- Active: February 1, 1868
- Disbanded: February 27, 1868
- Country: Japan
- Allegiance: Government of Meiji Japan

Commanders
- Leader 1: Ayanokoji Toshizane
- Leader 2: Shigenoi Mikihisa
- 1st Unit Leader: Sagara Sōzō
- 2nd Unit Leader: Suzuki Mikisaburō
- 3rd Unit Leader: Yukawa Rensaburō

= Sekihōtai =

Japanese extremist group

The Sekihōtai (赤報隊) was a Japanese revolutionary group formed in 1868 during the Boshin War.

==History==
===Formation===

During the Boshin War, the Sekihōtai was formed on February 1, 1868 at Kongōrin-ji temple in Matsuoji, Ōmi Province with the support of Saigō Takamori and Iwakura Tomomi. Imperial court officials Ayanokoji Toshizane and Shigenoi Kinhisa were appointed as leaders of the army.

The Sekihōtai had three units. Sagara Sōzō was the captain of the first unit. The Sekihōtai's second unit had as its captain the former captain of the Shinsengumi's ninth unit, Suzuki Mikisaburō, and was composed of his elder brother Itō Kashitarō's followers who had deserted the Shinsengumi. The third unit's captain was Yukawa Rensaburō of the Minakuchi Clan and it was composed mainly of Minakuchi Clan warriors.

The Sekihōtai traveled the countryside spreading news about the upcoming change of regime. The Meiji government had made promises such as tax cuts that could not be kept, so the Sekihōtai were used as a scapegoat, with the government calling them a "false army".

===Disbandment===
The Sekihōtai's actions gradually became a burden to the new government which repealed the 50% reduction in land rent on the 27th. On the same day, Ayanokoji Toshizane was ordered by his father Ōhara Shigetomi to return to Kyoto. The 2nd and 3rd units returned to Kyoto without the 1st unit. The 1st unit—which was under Sagara Sōzō—changed its name to Tobaku Senpo Kyodotai Sekihotai (倒幕先鋒嚮導隊赤報隊) and continued its attack along the Tosan Highway.

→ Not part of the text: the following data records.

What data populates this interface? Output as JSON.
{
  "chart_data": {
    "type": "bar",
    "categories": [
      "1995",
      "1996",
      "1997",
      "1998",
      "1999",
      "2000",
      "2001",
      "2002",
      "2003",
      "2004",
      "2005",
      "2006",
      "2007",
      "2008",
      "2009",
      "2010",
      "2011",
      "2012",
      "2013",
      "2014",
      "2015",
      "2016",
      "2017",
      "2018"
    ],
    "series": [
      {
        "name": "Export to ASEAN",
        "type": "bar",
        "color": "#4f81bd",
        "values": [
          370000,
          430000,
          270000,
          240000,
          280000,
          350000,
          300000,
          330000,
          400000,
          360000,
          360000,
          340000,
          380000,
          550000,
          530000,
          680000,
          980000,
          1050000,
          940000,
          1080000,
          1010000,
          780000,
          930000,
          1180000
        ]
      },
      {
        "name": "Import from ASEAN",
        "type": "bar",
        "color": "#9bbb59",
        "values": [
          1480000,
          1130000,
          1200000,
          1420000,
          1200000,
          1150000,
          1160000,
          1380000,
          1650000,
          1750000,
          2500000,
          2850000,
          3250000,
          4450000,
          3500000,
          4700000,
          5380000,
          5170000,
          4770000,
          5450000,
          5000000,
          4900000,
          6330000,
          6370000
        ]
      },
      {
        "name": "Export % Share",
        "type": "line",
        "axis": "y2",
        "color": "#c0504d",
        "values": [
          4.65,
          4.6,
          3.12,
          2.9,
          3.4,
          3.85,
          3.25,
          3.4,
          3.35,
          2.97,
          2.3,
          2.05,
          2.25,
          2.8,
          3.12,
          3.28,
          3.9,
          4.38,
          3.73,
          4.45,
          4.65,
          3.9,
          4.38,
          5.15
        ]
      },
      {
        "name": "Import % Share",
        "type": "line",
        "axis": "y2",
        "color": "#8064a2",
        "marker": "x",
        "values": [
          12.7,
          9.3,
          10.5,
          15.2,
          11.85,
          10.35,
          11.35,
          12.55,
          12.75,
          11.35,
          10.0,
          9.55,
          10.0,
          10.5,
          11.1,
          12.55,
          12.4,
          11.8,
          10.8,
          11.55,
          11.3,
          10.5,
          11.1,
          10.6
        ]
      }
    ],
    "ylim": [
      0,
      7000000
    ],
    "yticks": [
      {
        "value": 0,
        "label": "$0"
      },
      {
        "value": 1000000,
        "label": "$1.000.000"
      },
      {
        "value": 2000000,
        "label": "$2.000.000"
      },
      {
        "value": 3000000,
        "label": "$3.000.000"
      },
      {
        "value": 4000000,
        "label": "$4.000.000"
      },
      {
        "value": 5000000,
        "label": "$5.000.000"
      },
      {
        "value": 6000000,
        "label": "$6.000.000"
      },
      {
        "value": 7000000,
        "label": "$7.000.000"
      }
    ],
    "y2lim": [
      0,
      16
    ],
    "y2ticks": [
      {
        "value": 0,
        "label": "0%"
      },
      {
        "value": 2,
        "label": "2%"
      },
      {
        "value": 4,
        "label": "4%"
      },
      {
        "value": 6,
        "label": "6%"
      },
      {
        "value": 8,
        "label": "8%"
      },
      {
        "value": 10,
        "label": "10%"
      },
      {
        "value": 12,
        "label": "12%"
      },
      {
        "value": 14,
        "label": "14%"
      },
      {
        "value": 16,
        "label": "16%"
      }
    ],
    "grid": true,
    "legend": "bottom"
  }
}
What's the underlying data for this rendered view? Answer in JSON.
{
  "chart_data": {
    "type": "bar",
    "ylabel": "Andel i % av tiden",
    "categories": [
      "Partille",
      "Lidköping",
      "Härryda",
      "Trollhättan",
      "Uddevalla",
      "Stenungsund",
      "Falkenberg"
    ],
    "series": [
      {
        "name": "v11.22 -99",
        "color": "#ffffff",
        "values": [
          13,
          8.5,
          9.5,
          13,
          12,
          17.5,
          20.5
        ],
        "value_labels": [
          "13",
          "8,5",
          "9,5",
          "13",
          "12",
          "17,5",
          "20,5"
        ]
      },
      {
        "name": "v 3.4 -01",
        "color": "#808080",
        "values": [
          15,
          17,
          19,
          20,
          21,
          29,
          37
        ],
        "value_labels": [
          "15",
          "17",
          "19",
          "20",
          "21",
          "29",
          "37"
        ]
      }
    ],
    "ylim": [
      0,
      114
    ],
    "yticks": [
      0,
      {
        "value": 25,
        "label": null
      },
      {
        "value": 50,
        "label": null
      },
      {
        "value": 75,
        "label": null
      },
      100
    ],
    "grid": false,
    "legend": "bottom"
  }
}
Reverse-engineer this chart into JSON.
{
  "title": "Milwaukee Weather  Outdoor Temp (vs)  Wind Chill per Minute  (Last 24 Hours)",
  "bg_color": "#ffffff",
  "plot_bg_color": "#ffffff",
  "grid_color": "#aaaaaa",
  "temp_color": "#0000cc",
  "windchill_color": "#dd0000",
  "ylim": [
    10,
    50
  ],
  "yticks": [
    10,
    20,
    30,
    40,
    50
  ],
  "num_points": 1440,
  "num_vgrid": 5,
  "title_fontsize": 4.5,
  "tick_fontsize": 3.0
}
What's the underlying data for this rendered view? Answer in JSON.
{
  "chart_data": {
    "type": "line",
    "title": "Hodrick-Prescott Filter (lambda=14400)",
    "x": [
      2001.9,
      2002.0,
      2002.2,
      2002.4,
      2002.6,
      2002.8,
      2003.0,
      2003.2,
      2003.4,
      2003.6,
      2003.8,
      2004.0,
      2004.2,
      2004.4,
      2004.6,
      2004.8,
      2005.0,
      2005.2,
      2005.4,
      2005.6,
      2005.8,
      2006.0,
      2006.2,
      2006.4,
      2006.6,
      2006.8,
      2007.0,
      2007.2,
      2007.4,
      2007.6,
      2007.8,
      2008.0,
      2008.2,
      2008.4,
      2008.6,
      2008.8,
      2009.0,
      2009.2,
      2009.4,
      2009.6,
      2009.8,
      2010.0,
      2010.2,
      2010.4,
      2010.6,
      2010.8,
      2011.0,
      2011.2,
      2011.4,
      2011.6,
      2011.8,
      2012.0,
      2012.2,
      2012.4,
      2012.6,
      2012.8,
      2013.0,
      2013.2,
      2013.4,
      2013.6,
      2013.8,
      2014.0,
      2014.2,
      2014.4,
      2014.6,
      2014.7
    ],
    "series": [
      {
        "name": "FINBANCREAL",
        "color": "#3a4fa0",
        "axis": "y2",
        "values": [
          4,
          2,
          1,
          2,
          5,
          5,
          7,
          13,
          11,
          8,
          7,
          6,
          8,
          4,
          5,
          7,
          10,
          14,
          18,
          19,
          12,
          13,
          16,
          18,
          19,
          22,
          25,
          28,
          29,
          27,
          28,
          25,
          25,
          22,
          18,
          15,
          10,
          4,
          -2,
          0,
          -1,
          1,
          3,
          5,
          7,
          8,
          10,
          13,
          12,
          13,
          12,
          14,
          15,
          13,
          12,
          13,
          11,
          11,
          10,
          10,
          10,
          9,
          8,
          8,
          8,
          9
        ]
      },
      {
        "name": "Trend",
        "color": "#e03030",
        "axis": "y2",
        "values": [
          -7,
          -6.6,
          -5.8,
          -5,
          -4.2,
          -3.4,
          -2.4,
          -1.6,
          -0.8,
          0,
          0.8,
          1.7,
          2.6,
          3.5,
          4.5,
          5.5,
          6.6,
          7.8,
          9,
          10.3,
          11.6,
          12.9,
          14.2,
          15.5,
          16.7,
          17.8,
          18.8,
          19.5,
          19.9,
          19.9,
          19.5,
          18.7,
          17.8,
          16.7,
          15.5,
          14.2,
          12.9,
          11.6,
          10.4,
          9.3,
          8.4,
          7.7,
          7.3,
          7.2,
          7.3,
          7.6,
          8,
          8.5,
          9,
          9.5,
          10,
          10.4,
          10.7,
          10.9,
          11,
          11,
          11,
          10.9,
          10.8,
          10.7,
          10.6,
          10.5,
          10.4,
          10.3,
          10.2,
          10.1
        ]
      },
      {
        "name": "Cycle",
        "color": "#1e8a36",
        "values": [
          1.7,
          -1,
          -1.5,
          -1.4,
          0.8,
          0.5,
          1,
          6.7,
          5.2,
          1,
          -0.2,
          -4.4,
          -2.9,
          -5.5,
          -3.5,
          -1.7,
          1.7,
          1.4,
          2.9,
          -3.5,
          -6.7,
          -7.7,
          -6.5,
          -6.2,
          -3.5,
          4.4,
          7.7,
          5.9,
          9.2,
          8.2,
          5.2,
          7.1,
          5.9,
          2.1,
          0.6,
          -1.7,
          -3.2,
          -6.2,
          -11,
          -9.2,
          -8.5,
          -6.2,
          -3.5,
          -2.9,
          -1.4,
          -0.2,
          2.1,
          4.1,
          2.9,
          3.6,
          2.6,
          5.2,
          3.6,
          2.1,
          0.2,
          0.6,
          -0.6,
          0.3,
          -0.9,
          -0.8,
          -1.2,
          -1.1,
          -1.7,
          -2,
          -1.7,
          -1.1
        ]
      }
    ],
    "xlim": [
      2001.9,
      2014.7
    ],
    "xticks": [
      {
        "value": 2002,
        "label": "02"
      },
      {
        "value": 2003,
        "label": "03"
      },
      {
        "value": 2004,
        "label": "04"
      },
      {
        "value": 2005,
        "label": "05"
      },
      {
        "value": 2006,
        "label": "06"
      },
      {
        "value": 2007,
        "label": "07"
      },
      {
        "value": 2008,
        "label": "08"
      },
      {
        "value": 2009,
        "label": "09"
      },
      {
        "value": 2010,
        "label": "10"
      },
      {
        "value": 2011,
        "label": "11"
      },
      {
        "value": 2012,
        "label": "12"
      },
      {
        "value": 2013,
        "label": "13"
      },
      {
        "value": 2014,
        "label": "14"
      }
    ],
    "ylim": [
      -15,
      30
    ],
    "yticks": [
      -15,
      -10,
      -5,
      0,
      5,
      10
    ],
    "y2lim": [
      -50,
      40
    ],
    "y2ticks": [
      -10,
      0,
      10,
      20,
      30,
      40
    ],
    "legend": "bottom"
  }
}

Sagara and members of the first unit were arrested on March 24, 1868 outside Shimosuwa and were sentenced to death by decapitation on March 26, 1868. However, Suzuki and the second unit continued to serve the Ishin Shishi (Imperialists). As for the members of third unit, many were executed due to their plundering behavior.

==Other usage==
Recently, the name Sekihōtai refers to a 1980s political group of a similarly extreme, though less military bent. The full name of the group was Nippon Minzoku Dokuritsu Giyugun Betsudo Sekihōtai, which translates roughly as Blood Revenge Division of the People's Partisan Corps Working for the Independence of the Japanese Race. This group was responsible for the death of reporter, Tomohiro Kojiri, when a member fired a shotgun at the Hanshin Bureau of the Asahi Shimbun in Nishinomiya, Hyōgo Prefecture on January 24, 1987. The group also made several threats against the lives of two prime ministers, Yasuhiro Nakasone and Noboru Takeshita, citing as their cause the changes made to textbooks about World War II. The actions of the Sekihōtai have been listed as evidence of increased violence among Japanese political extremists.

The case was named Metropolitan Designated Case 116. The statute of limitations on the crimes expired in March 2003, but supralegal investigations have been made since.

In February 2009, a group claiming to be Sekihōtai sent threatening messages to a NHK news anchor.

==Fiction==
- In the manga and anime series Rurouni Kenshin, the character Sagara Sanosuke was the sole survivor of the first unit. Although fictional, he is described as being the adopted son of Sagara Sozo.
- In the 1969 film Red Lion (film), the protagonist, a stammering, none-too-bright foot soldier named Gonzo, is a member of the first unit.